Yesterday, the US chose Donald Trump to be its next president; Hillary Clinton lost the election and a chance to be the first woman to lead the country.
But, as Tim Kaine, Clinton’s vice presidential candidate, told an audience gathered today in New York to hear her concession speech, “They killed us, but they ain’t whupped us yet.”
The line—a quote from William Faulkner’s Absalom, Absalom!—drew thunderous applause from the crowd waiting to see Clinton speak. While the democratic nominee had conceded to Trump privately over a phone call last night, she had yet to make a public concession.
The Faulkner line appears in a few places in Absalom, Absalom!, variously as:
- “Well, Kernel, they kilt us but they aint whupped us yit, air they?”
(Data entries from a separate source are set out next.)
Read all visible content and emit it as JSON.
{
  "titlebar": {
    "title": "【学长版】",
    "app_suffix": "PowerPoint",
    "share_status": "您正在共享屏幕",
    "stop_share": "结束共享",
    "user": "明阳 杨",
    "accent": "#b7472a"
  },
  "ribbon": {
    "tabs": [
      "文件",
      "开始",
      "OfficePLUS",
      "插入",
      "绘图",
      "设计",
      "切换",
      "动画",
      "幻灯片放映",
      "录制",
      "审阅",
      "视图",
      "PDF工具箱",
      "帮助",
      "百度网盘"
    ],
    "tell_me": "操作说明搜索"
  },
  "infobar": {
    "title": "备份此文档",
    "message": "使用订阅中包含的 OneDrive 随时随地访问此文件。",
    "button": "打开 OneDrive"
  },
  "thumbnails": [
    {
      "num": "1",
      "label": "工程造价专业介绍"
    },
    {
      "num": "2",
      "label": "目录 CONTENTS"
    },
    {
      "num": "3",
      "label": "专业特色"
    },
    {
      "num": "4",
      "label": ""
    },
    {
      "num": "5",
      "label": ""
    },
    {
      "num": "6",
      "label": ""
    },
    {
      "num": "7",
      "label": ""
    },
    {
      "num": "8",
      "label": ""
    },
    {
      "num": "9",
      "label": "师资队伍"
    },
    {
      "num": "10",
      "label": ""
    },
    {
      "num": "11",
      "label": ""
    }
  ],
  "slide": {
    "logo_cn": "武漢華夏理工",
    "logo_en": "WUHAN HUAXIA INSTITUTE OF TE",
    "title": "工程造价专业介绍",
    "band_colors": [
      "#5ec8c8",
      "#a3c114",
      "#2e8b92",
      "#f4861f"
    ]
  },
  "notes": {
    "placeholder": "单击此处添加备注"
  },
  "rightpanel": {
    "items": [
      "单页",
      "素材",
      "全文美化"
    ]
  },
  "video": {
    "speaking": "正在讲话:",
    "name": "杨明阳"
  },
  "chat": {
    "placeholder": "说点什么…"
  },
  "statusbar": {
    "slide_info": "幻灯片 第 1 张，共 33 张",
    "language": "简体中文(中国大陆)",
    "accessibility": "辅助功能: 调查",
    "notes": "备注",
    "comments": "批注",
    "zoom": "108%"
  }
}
- “Hyer I am, Kernel. Hit’s all right. They aint whupped us yit, air they?”
- “They mought have kilt us, but they aint whupped us yit, air they?”
It’s spoken by the poor white southern farmer Wash Jones to Thomas Sutpen, the story’s main character.
On a surface level the quote means something like “We’ve been defeated in battle, but we’re going to keep going.” After citing Faulkner, Kaine went on to say, “We know that the work remains. We know that the dreams of empowering families and children remains.”
There’s some irony to the choice of quote, though, that may have been lost on Kaine: the voice of Wash Jones is a stand-in for the socially disenfranchised poor whites of the American south. Jones idolizes the wealthy Sutpen, and clings to him for approval.
Or maybe Kaine is a Faulkner fan and knows he’s chosen the perfect quote to subtly dig at Trump: Jones eventually realizes Sutpen doesn’t care at all for him or his family, rises up against Sutpen, and kills him.